On Dec. 19, 1959, the Walker family, including parents Cliff and Christine and their toddler children Jimmie and Debbie, were shot to death in their Osprey home.
Detective Kim McGath, who has been assigned to the Walker case for the past four years, said she decided to start from the beginning last year in investigating the case, and through her research developed a hunch that Smith and Hickock could be responsible. The men were briefly investigated in 1960, but were ruled out as suspects after passing lie detector tests.
It's possible the young family, who had been in the market to purchase a Chevrolet Bel Air, may have crossed paths with Smith and Hickock, who were driving a 1956 model and likely needed money, McGath said.
They were spotted several times in the Sarasota area the day of the murders, and after the Walker family was killed, one of the men was seen with a "scratched-up face," McGath said.

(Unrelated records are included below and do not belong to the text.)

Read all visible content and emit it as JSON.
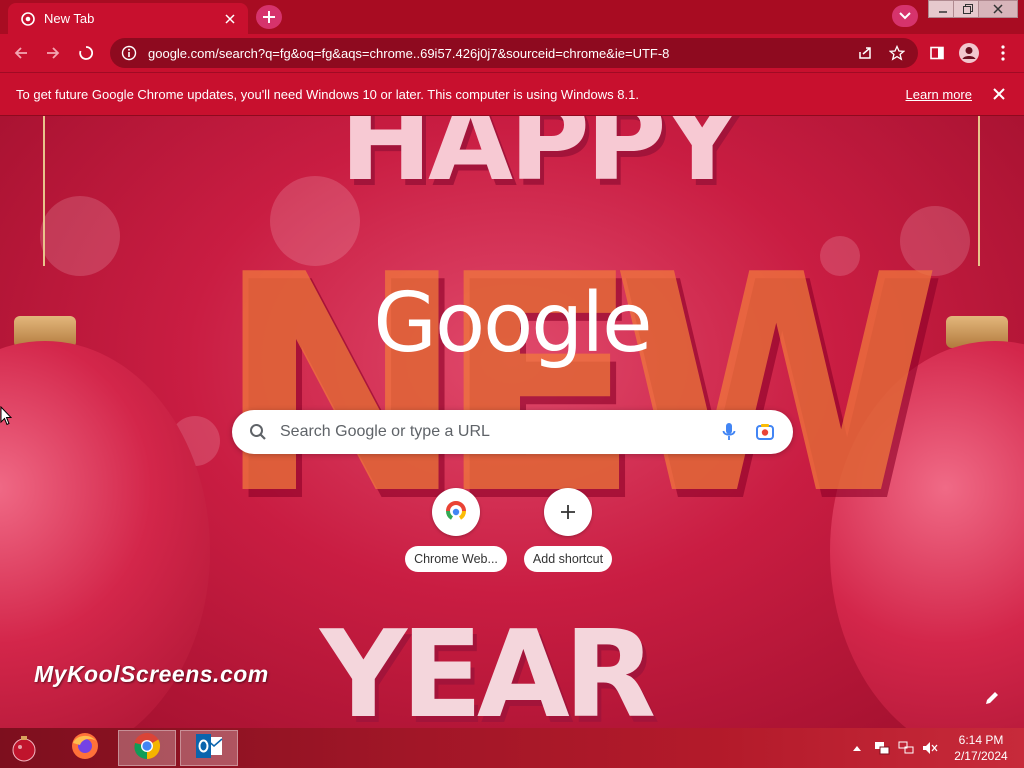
{
  "tab": {
    "title": "New Tab"
  },
  "window_controls": {
    "minimize": "—",
    "maximize": "❐",
    "close": "✕"
  },
  "omnibox": {
    "url": "google.com/search?q=fg&oq=fg&aqs=chrome..69i57.426j0j7&sourceid=chrome&ie=UTF-8"
  },
  "infobar": {
    "message": "To get future Google Chrome updates, you'll need Windows 10 or later. This computer is using Windows 8.1.",
    "link": "Learn more"
  },
  "ntp": {
    "logo": "Google",
    "search_placeholder": "Search Google or type a URL",
    "shortcuts": [
      {
        "label": "Chrome Web...",
        "icon": "chrome-web-store-icon"
      },
      {
        "label": "Add shortcut",
        "icon": "plus-icon"
      }
    ],
    "background_text": {
      "top": "HAPPY",
      "middle": "NEW",
      "bottom": "YEAR"
    },
    "credit": "",
    "watermark": "MyKoolScreens.com"
  },
  "taskbar": {
    "apps": [
      "firefox-icon",
      "chrome-icon",
      "outlook-icon"
    ],
    "clock": {
      "time": "6:14 PM",
      "date": "2/17/2024"
    }
  },
  "colors": {
    "frame": "#a80c22",
    "toolbar": "#c8102e",
    "omnibox": "#8e0a1f",
    "accent_pink": "#d6336c"
  }
}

Physical evidence, long before the emergence of DNA testing, was also left behind, McGath said.
Christine Walker had been raped and semen was found in her underwear, she said, and there was a bloody cowboy hat.
And two suspicious hairs, which were inconsistent with the Walker family, were found in the home.
"There was a dark hair found in the bathroom, where baby Debbie was found in the bathtub, and a long blonde hair inside the dress of Christine Walker," McGath said.